Аксентий покорно ушел. Прошло еще с полчаса. Все замолкло. Огни везде опять погасли. Ворота со скрипом затворились. Умолкли и собаки, лаявшие под этот необычный ночной шум.

Полковник встал, выпил залпом два стакана воды, надел халат и туфли, обошел весь дом, увидел Домаху, спавшую у дверей Оксаны, зашел на Оксану взглянуть, увидел Аксентия, с смирением агнца храпевшего уже на коврике в лакейской, воротился в кабинет, запер его на ключ изнутри и с легкою дрожью улегся снова в постель, задернув атласный полог. Он долго не спал, слышал, как часы наверху пробили два и потом три, как петухи прокричали вторично. Наконец, он забылся.

Ему все снились отрадные картины. В потайном железном английском сундуке его кассы, врезанном в его письменный стол, грезилось ему, лежат уже не сто пятьдесят тысяч рублей тайно увезенного жениного капитала, а вдвое против этого. Оксана дарит ему сына, толстенького гетманца, с черными кудрями, и нарекут ему имя также Владимир. А по пустынной, зимней степной дороге, на север тянется под конвоем длинный этап: впереди его идет в цепях Левенчук, а сзади — уличенная Подкованцевым в сношениях с фальшивыми монетчиками супруга Владимира Алексеевича, рожденная купеческая дочка Настасья Гавриловна Перепелицына. Сон длится далее. Хутор Новая Диканька уже расширился, превратился в мануфактурный и промышленный городок. Полковник назначен военным губернатором, управляющим и гражданскою частью. Высятся кирпичные фабричные трубы. Каменные корпуса поднимаются по улицам. Извозчики ездят. Дремучие рощи окружают собственный дом полковника. «Это уже и отца Павладия перещеголяло!» — думает Панчуковский и вместе с тем в испуге просыпается…

Что это?

Комната его странно осветилась.
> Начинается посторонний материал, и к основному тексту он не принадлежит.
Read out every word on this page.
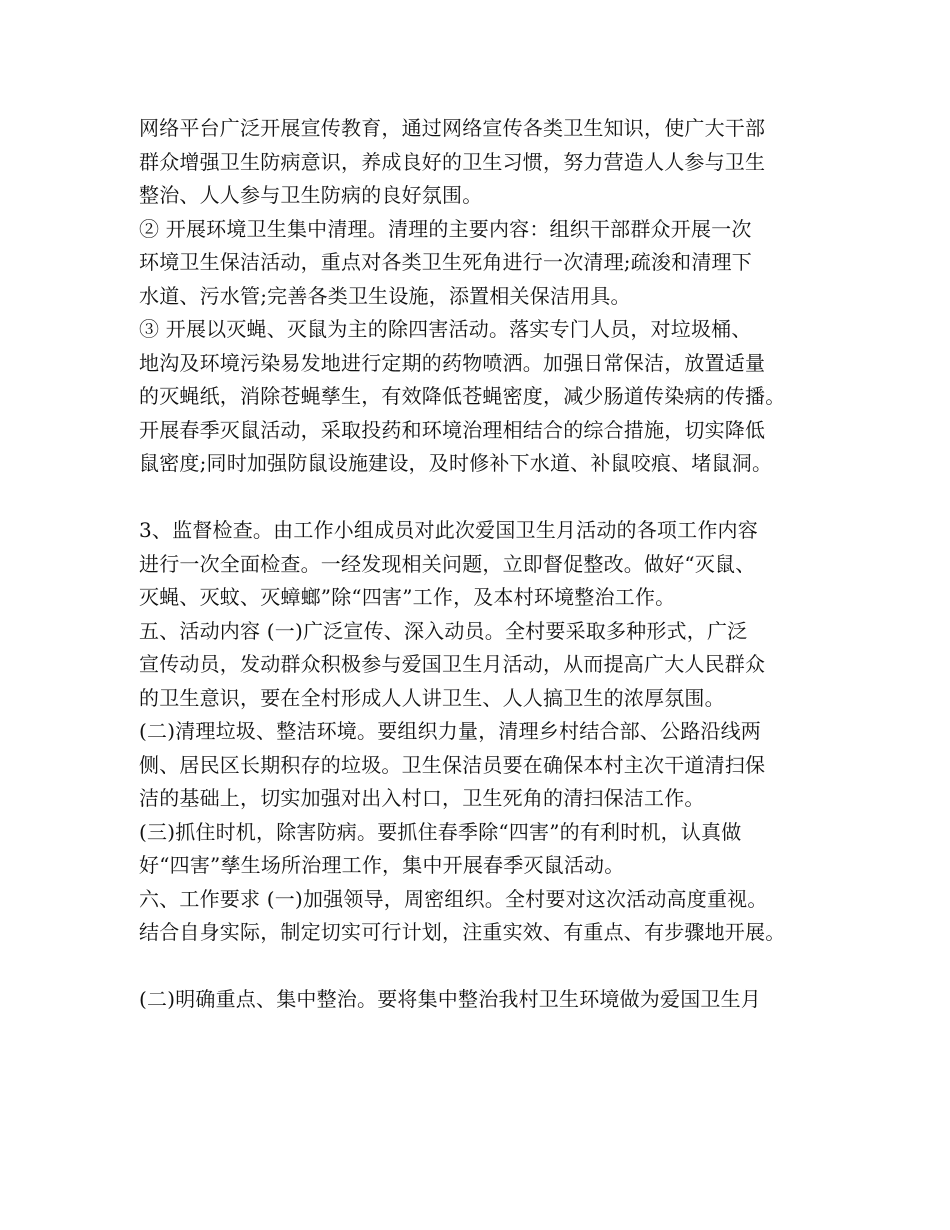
网络平台广泛开展宣传教育，通过网络宣传各类卫生知识，使广大干部
群众增强卫生防病意识，养成良好的卫生习惯，努力营造人人参与卫生
整治、人人参与卫生防病的良好氛围。
② 开展环境卫生集中清理。清理的主要内容：组织干部群众开展一次
环境卫生保洁活动，重点对各类卫生死角进行一次清理;疏浚和清理下
水道、污水管;完善各类卫生设施，添置相关保洁用具。
③ 开展以灭蝇、灭鼠为主的除四害活动。落实专门人员，对垃圾桶、
地沟及环境污染易发地进行定期的药物喷洒。加强日常保洁，放置适量
的灭蝇纸，消除苍蝇孳生，有效降低苍蝇密度，减少肠道传染病的传播。
开展春季灭鼠活动，采取投药和环境治理相结合的综合措施，切实降低
鼠密度;同时加强防鼠设施建设，及时修补下水道、补鼠咬痕、堵鼠洞。
3、监督检查。由工作小组成员对此次爱国卫生月活动的各项工作内容
进行一次全面检查。一经发现相关问题，立即督促整改。做好“灭鼠、
灭蝇、灭蚊、灭蟑螂”除“四害”工作，及本村环境整治工作。
五、活动内容 (一)广泛宣传、深入动员。全村要采取多种形式，广泛
宣传动员，发动群众积极参与爱国卫生月活动，从而提高广大人民群众
的卫生意识，要在全村形成人人讲卫生、人人搞卫生的浓厚氛围。
(二)清理垃圾、整洁环境。要组织力量，清理乡村结合部、公路沿线两
侧、居民区长期积存的垃圾。卫生保洁员要在确保本村主次干道清扫保
洁的基础上，切实加强对出入村口，卫生死角的清扫保洁工作。
(三)抓住时机，除害防病。要抓住春季除“四害”的有利时机，认真做
好“四害”孳生场所治理工作，集中开展春季灭鼠活动。
六、工作要求 (一)加强领导，周密组织。全村要对这次活动高度重视。
结合自身实际，制定切实可行计划，注重实效、有重点、有步骤地开展。
(二)明确重点、集中整治。要将集中整治我村卫生环境做为爱国卫生月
В дверной секретный шкаф вошли беззвучно какие-то лица. Над постелью его стало что-то высокое… Он вскрикнул и, обезумевши от смертного ужаса, кинулся за края полога.

— Ни слова! — звонко сказал стоявший над ним. — Теперь уж молчи, барин; теперь уж наша воля, — это видишь?

Смотрит полковник: его слуга Аксентий стоит над его ухом и держит собственный револьвер полковника.

— Что ты, Аксентий? с ума сошел?

Шкатулкин, уже одетый в платье своего барина, видно не шутил.

— Барин! — сказал он, — ты теперь молчи; пикнешь слово — вот тебе бог святой — пулю в лоб пущу! Нам что теперь? Все подавай свое и баста! Пролежишь смирно — жив останешься…

Панчуковский оглянулся: за пологом стоял освобожденный, истерзанный им за три часа назад Левенчук. В руках последнего был нож.

— Боже! не сон ли это? — шептал Панчуковский, пугливо взглянув на окровавленные во время истязания волосы и взбитую бороду бледного, как труп, Левенчука.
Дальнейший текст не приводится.